Juventus didn’t even have a chance to celebrate that, few seconds later, on a free kick, Gonzalo Higuain surprised the Inter defence with a header and scored the winning goal, probably one of the most important of his career and his very first goal in the Derby of Italy. Indeed, the 2-3 final score brings Juventus close to its seventh scudetto in a row, an historical record that has never been achieved before by any Italian football club.
Origins of a rivalry
Inter vs Juventus was named the ‘Derby of Italy’ by the greatest Italian sports journalist of all time: Gianni Brera. The reason of this choice was not, as many believe, that both clubs never got relegated in the Italian second division (known as ‘Serie B’). Indeed, in 1967, when Gianni Brera coined the term, the other Italian giants AC Milan could also boast this primacy that would last until the ’80s. The decision to turn Inter-Juventus into the Derby of Italy was taken because, at that time, both clubs had a richer hall of fame compared to those of their rivals.

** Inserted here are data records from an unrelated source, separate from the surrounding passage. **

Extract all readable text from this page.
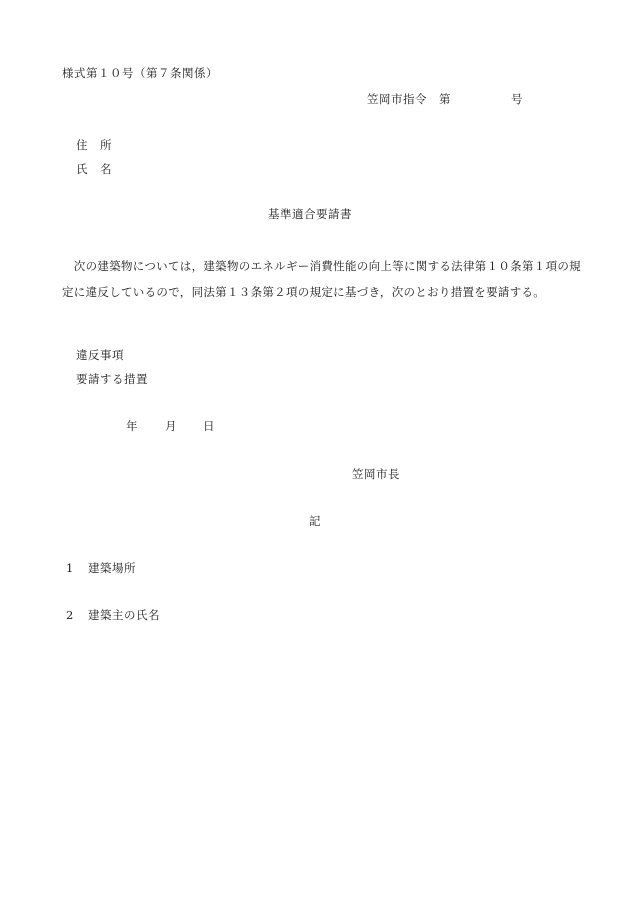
様式第１０号（第７条関係）
笠岡市指令　第　　　　　号
住　所
氏　名
基準適合要請書
　次の建築物については，建築物のエネルギー消費性能の向上等に関する法律第１０条第１項の規定に違反しているので，同法第１３条第２項の規定に基づき，次のとおり措置を要請する。
違反事項
要請する措置
年 月 日
笠岡市長
記
1 建築場所
2 建築主の氏名
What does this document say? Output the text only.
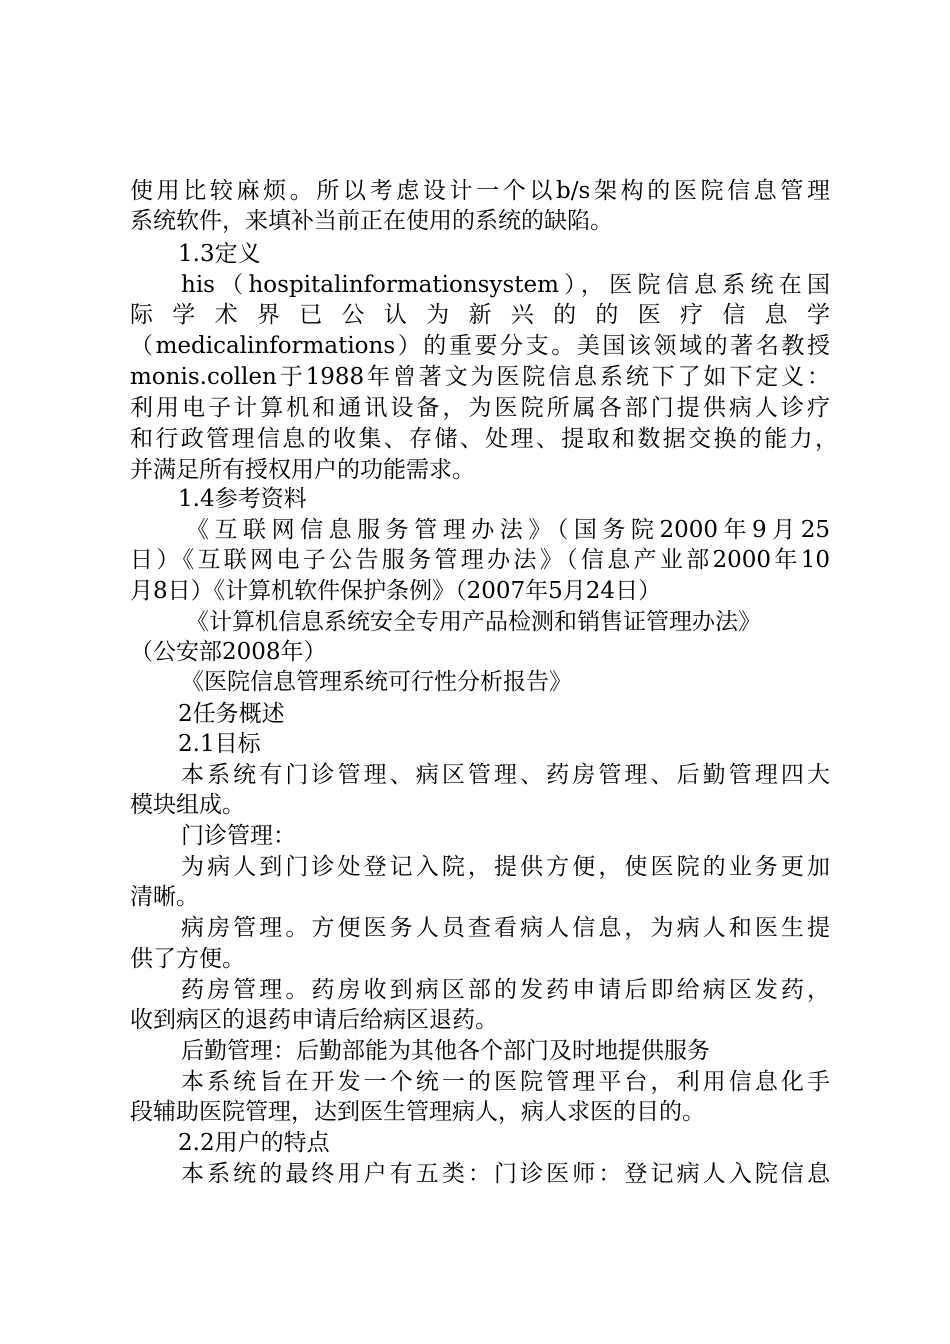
使用比较麻烦。所以考虑设计一个以b/s架构的医院信息管理
系统软件，来填补当前正在使用的系统的缺陷。
1.3定义
his（hospitalinformationsystem），医院信息系统在国
际 学 术 界 已 公 认 为 新 兴 的 的 医 疗 信 息 学
（medicalinformations）的重要分支。美国该领域的著名教授
monis.collen于1988年曾著文为医院信息系统下了如下定义：
利用电子计算机和通讯设备，为医院所属各部门提供病人诊疗
和行政管理信息的收集、存储、处理、提取和数据交换的能力，
并满足所有授权用户的功能需求。
1.4参考资料
《互联网信息服务管理办法》（国务院2000年9月25
日）《互联网电子公告服务管理办法》（信息产业部2000年10
月8日）《计算机软件保护条例》（2007年5月24日）
《计算机信息系统安全专用产品检测和销售证管理办法》
（公安部2008年）
《医院信息管理系统可行性分析报告》
2任务概述
2.1目标
本系统有门诊管理、病区管理、药房管理、后勤管理四大
模块组成。
门诊管理：
为病人到门诊处登记入院，提供方便，使医院的业务更加
清晰。
病房管理。方便医务人员查看病人信息，为病人和医生提
供了方便。
药房管理。药房收到病区部的发药申请后即给病区发药，
收到病区的退药申请后给病区退药。
后勤管理：后勤部能为其他各个部门及时地提供服务
本系统旨在开发一个统一的医院管理平台，利用信息化手
段辅助医院管理，达到医生管理病人，病人求医的目的。
2.2用户的特点
本系统的最终用户有五类：门诊医师：登记病人入院信息
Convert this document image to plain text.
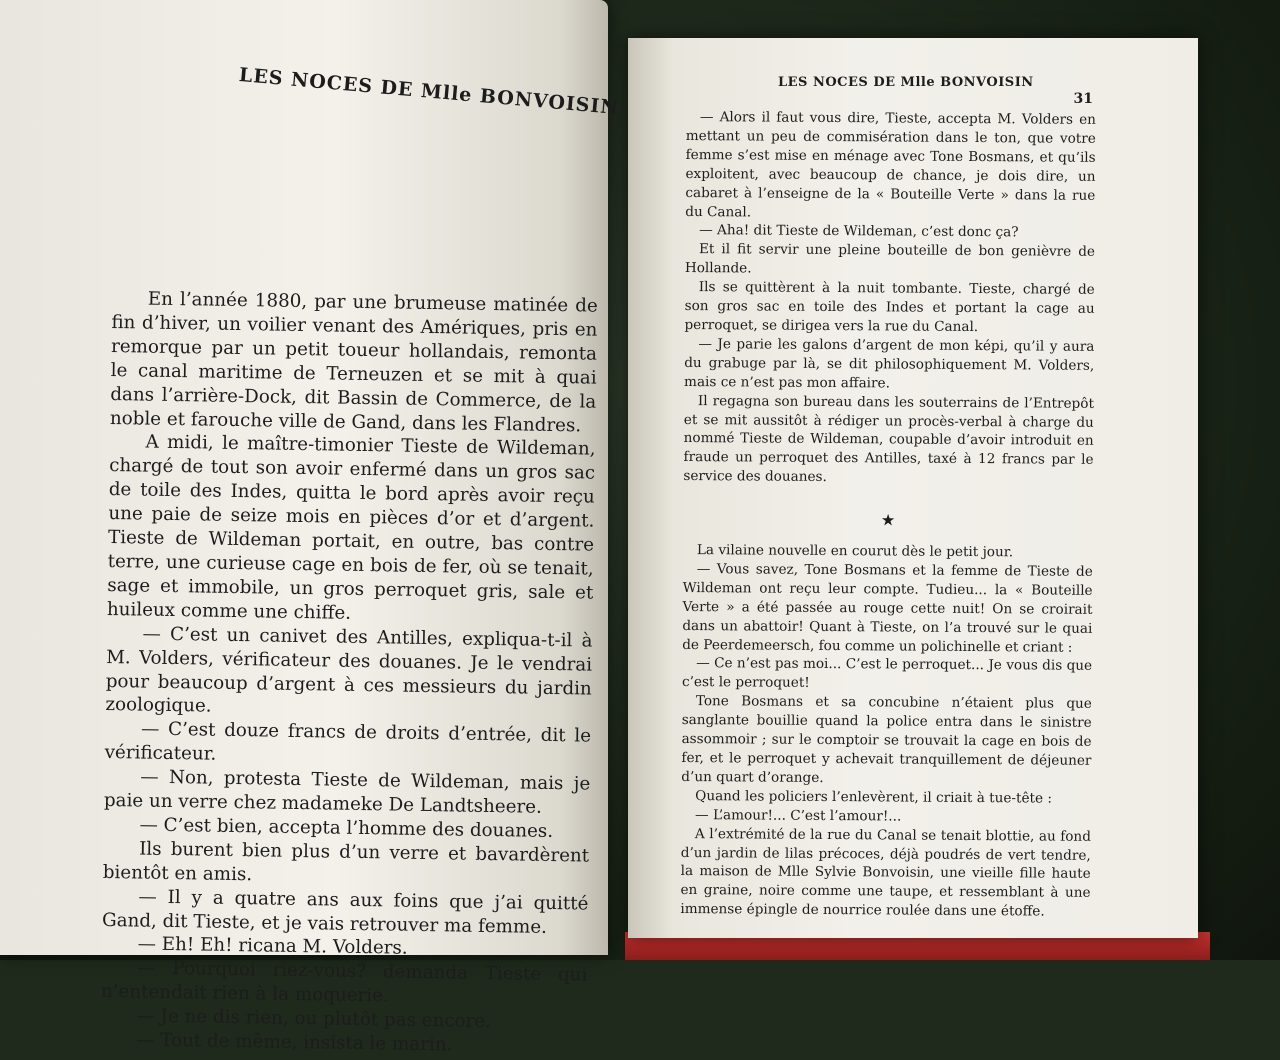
LES NOCES DE Mlle BONVOISIN

En l’année 1880, par une brumeuse matinée de fin d’hiver, un voilier venant des Amériques, pris en remorque par un petit toueur hollandais, remonta le canal maritime de Terneuzen et se mit à quai dans l’arrière-Dock, dit Bassin de Commerce, de la noble et farouche ville de Gand, dans les Flandres.

A midi, le maître-timonier Tieste de Wildeman, chargé de tout son avoir enfermé dans un gros sac de toile des Indes, quitta le bord après avoir reçu une paie de seize mois en pièces d’or et d’argent. Tieste de Wildeman portait, en outre, bas contre terre, une curieuse cage en bois de fer, où se tenait, sage et immobile, un gros perroquet gris, sale et huileux comme une chiffe.

— C’est un canivet des Antilles, expliqua-t-il à M. Volders, vérificateur des douanes. Je le vendrai pour beaucoup d’argent à ces messieurs du jardin zoologique.

— C’est douze francs de droits d’entrée, dit le vérificateur.

— Non, protesta Tieste de Wildeman, mais je paie un verre chez madameke De Landtsheere.

— C’est bien, accepta l’homme des douanes.

Ils burent bien plus d’un verre et bavardèrent bientôt en amis.

— Il y a quatre ans aux foins que j’ai quitté Gand, dit Tieste, et je vais retrouver ma femme.

— Eh! Eh! ricana M. Volders.

— Pourquoi riez-vous? demanda Tieste qui n’entendait rien à la moquerie.

— Je ne dis rien, ou plutôt pas encore.

— Tout de même, insista le marin.

LES NOCES DE Mlle BONVOISIN
31

— Alors il faut vous dire, Tieste, accepta M. Volders en mettant un peu de commisération dans le ton, que votre femme s’est mise en ménage avec Tone Bosmans, et qu’ils exploitent, avec beaucoup de chance, je dois dire, un cabaret à l’enseigne de la « Bouteille Verte » dans la rue du Canal.

— Aha! dit Tieste de Wildeman, c’est donc ça?

Et il fit servir une pleine bouteille de bon genièvre de Hollande.

Ils se quittèrent à la nuit tombante. Tieste, chargé de son gros sac en toile des Indes et portant la cage au perroquet, se dirigea vers la rue du Canal.

— Je parie les galons d’argent de mon képi, qu’il y aura du grabuge par là, se dit philosophiquement M. Volders, mais ce n’est pas mon affaire.

Il regagna son bureau dans les souterrains de l’Entrepôt et se mit aussitôt à rédiger un procès-verbal à charge du nommé Tieste de Wildeman, coupable d’avoir introduit en fraude un perroquet des Antilles, taxé à 12 francs par le service des douanes.

★

La vilaine nouvelle en courut dès le petit jour.

— Vous savez, Tone Bosmans et la femme de Tieste de Wildeman ont reçu leur compte. Tudieu... la « Bouteille Verte » a été passée au rouge cette nuit! On se croirait dans un abattoir! Quant à Tieste, on l’a trouvé sur le quai de Peerdemeersch, fou comme un polichinelle et criant :

— Ce n’est pas moi... C’est le perroquet... Je vous dis que c’est le perroquet!

Tone Bosmans et sa concubine n’étaient plus que sanglante bouillie quand la police entra dans le sinistre assommoir ; sur le comptoir se trouvait la cage en bois de fer, et le perroquet y achevait tranquillement de déjeuner d’un quart d’orange.

Quand les policiers l’enlevèrent, il criait à tue-tête :

— L’amour!... C’est l’amour!...

A l’extrémité de la rue du Canal se tenait blottie, au fond d’un jardin de lilas précoces, déjà poudrés de vert tendre, la maison de Mlle Sylvie Bonvoisin, une vieille fille haute en graine, noire comme une taupe, et ressemblant à une immense épingle de nourrice roulée dans une étoffe.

Precisely, Juventus had 13 titles, Inter 10, Genoa 9 and AC Milan 8. Thus, Gianni Brera, taking into account the national trophies and not the European ones, attributed this name to the rivarly between the two most supported and loved clubs in Italy, popular well beyond their own cities. Therefore, their matches were always lived as a derby, although these usually feature clubs from the same town. In this specific case, and in the words of the late Gianni Brera, the old parochial rivalry between Turin and Milan, the most representative cities of Northern Italy and national economic drives for the whole 20th century, played a role.
The most meaningful and unforgettable moments of the Derby of Italy are spread out in time, starting from the ’30s, when Inter and Juventus were competing each year for the Italian league. Actually, during the 1966-67 season, the unexpected defeat of Inter against Mantova in the last match of the season, gave Juventus the title after a thrilling pennant race. Only at the end of the ’80s and at the beginning of ’90s, the Derby of Italy went on the back burner for a while, due to the best years of the legendary AC Milan, owned by Silvio Berlusconi.
Recent times
However, after this short break, the Derby of Italy returned in the hearts of the Italians and on the headlines of the newspapers with the 1997-98 season head-to-head, when a clear penalty by the Juventus defender Mark Iuliano on the Inter legend Ronaldo was not assigned by the referee, creating much of a stir in the press, a media chaos that went even to the Parliament. Then, in the 2001-2002 season, Inter suffered another terrible shock, loosing the league in the same way as in 1967, which is in favor of their eternal rivals due to a defeat in the last match. It was the famous ‘May 5’, when Inter, Juventus and AS Roma all approached the last matchday with chances to win the league. However, the leading Inter lost its match against Lazio, handing over to Juventus its 26th scudetto.
The revenge of the neroazzurri arrived after few years and new spark was put to the rivalry, when the legal consequences of ‘Calciopoli‘, the Italian football scandal of the summer of 2006, sentenced the relegation of Juventus in the second division and assigned by default the pennant won by Juventus to Inter, arrived second in the table, but not involved in any illegal episode. Since then, the Derby of Italy has become an even more intense and tight match, with multiple sporting, social and political meanings.
Turin and Milan
Finally, if one of Milan’s most popular traditions for citizens and tourists, inside the magnificent ‘Galleria Vittorio Emanuele II’, is to knock the nuts of the bull (crest of the city of Turin) with a foot and turn around it, it is clear that Inter-Juventus is not only the authentic Derby of Italy, but a neverending story which is beyond football.